Emma Meessman veut qu’on se souvienne de la femme normale, humaine, bien plus que de la grande joueuse de basket.

« En se dirigeant vers la salle des fêtes, Emma m’a brusquement saisi le bras. Je lui ai dit: – I’m so happy for you! Elle a souri puis a enchaîné sur mon nouvel emploi. – Félicitations, parle-moi donc de ton équipe. (DuDonis avait obtenu le poste d’entraîneur de l’université du Wisconsin-Rivers quelques semaines plus tôt, ndlr.) Emma venait de remporter son premier titre WNBA, elle avait été élue MVP, mais elle voulait parler de moi. J’ai tenté d’infléchir la conversation mais elle n’a cessé de me demander des précisions. Elle est ainsi faite. C’est une femme fantastique, qui s’intéresse vraiment aux autres. Je suis extrêmement heureux que nos chemins se soient croisés. Emma, merci pour tout. Merci d’être aussi authentiquement toi-même. »

L’anecdote en dit long sur la modestie de la joueuse. Elle insiste souvent sur cet aspect. Ainsi, en septembre dernier, dans la vidéo de promotion de son sponsor, Nike, elle parlait de ses racines, soulignant qu’elle resterait toujours  » Emma from Ypres« . C’est ce dont elle est la plus fière, bien plus encore que de ses prestations sportives. « Ici, les gens connaissent mon véritable moi. Pas l’Emma qui évolue en Russie ou aux USA. Pas Emma la MVP. Pour eux, je suis tout simplement Emma. Je serais honteuse si quelqu’un disait que je me comporte en vedette au gros cou. Je détesterais ça! J’ai toujours voulu éviter ça. »
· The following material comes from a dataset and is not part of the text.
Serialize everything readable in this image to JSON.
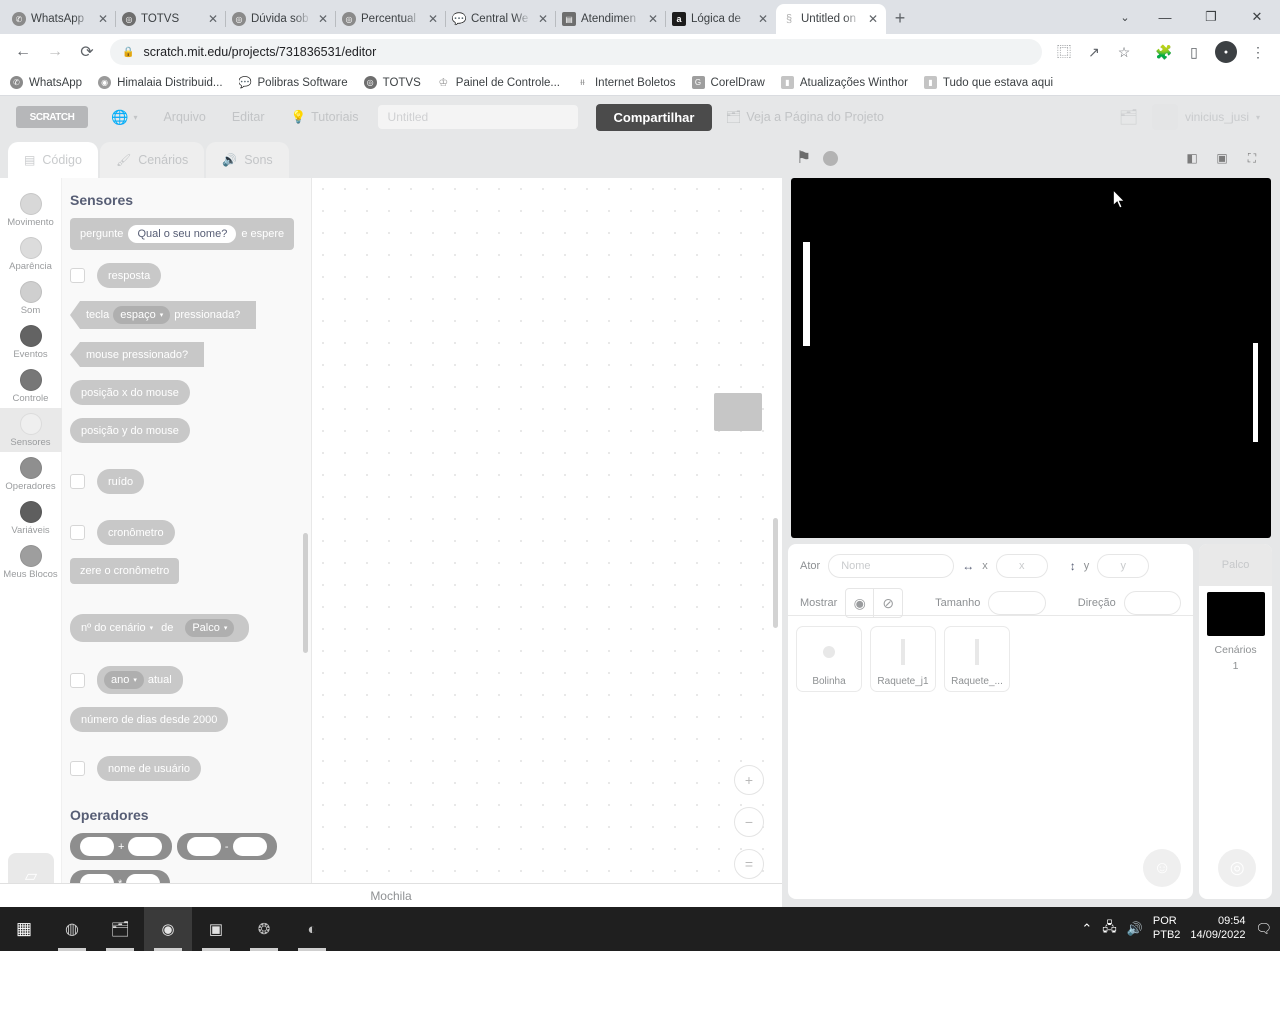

Ses parents lui ont inculqué cette mentalité au biberon: il faut rester normal tout en essayant d’exploiter au mieux ses capacités mais, si on réussit, il ne faut pas sombrer dans l’ostentation. En 2013 déjà, à vingt ans, Emma déclarait, alors qu’elle était encore méconnue: « Si je venais à planer, je suis certaine que mes parents s’empresseraient de me remettre les pieds sur terre. »
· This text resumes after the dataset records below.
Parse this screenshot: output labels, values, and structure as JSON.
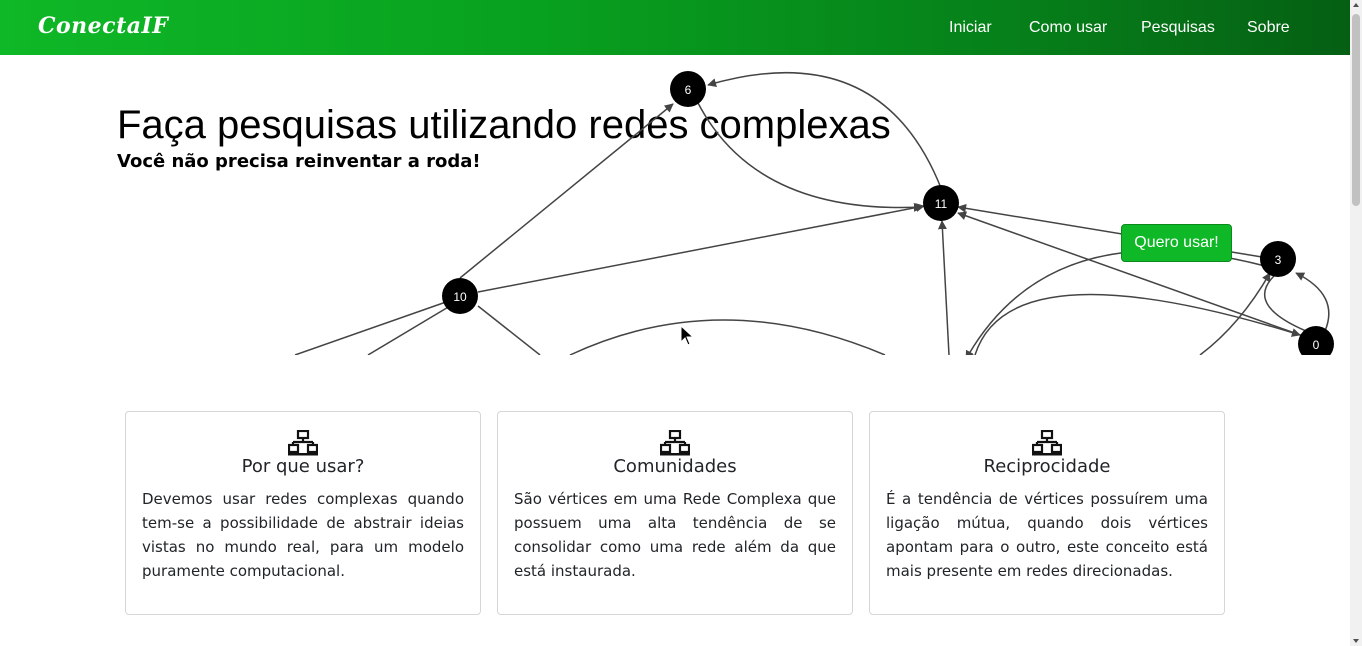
{
  "navbar": {
    "brand": "ConectaIF",
    "links": [
      "Iniciar",
      "Como usar",
      "Pesquisas",
      "Sobre"
    ]
  },
  "hero": {
    "title": "Faça pesquisas utilizando redes complexas",
    "subtitle": "Você não precisa reinventar a roda!",
    "cta_label": "Quero usar!"
  },
  "graph": {
    "node_labels": [
      "6",
      "11",
      "10",
      "3",
      "0"
    ]
  },
  "cards": [
    {
      "icon": "network-icon",
      "title": "Por que usar?",
      "text": "Devemos usar redes complexas quando tem-se a possibilidade de abstrair ideias vistas no mundo real, para um modelo puramente computacional."
    },
    {
      "icon": "network-icon",
      "title": "Comunidades",
      "text": "São vértices em uma Rede Complexa que possuem uma alta tendência de se consolidar como uma rede além da que está instaurada."
    },
    {
      "icon": "network-icon",
      "title": "Reciprocidade",
      "text": "É a tendência de vértices possuírem uma ligação mútua, quando dois vértices apontam para o outro, este conceito está mais presente em redes direcionadas."
    }
  ],
  "colors": {
    "navbar_start": "#0fb827",
    "navbar_end": "#055f13",
    "button": "#0fb827",
    "node": "#000000"
  }
}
Quel compliment apprécierait-elle le plus? Le fait qu’elle n’a pas changé d’un pouce depuis qu’elle a quitté les Blue Cats Ypres, en 2012, pour son premier club étranger, Villeneuve-d’Ascq. C’est même le seul compliment qui lui plaît vraiment, car elle est mal à l’aise quand on vante trop ses qualités sportives. Comme en 2016, quand TheWall Street Journal l’avait comparée au célèbre Stephen Curry. Meesseman jugeait la comparaison excessive, ne voulait absolument pas être mise sur le même pied que la star des Golden State Warriors et n’avait d’ailleurs pas posté l’article sur ses réseaux sociaux.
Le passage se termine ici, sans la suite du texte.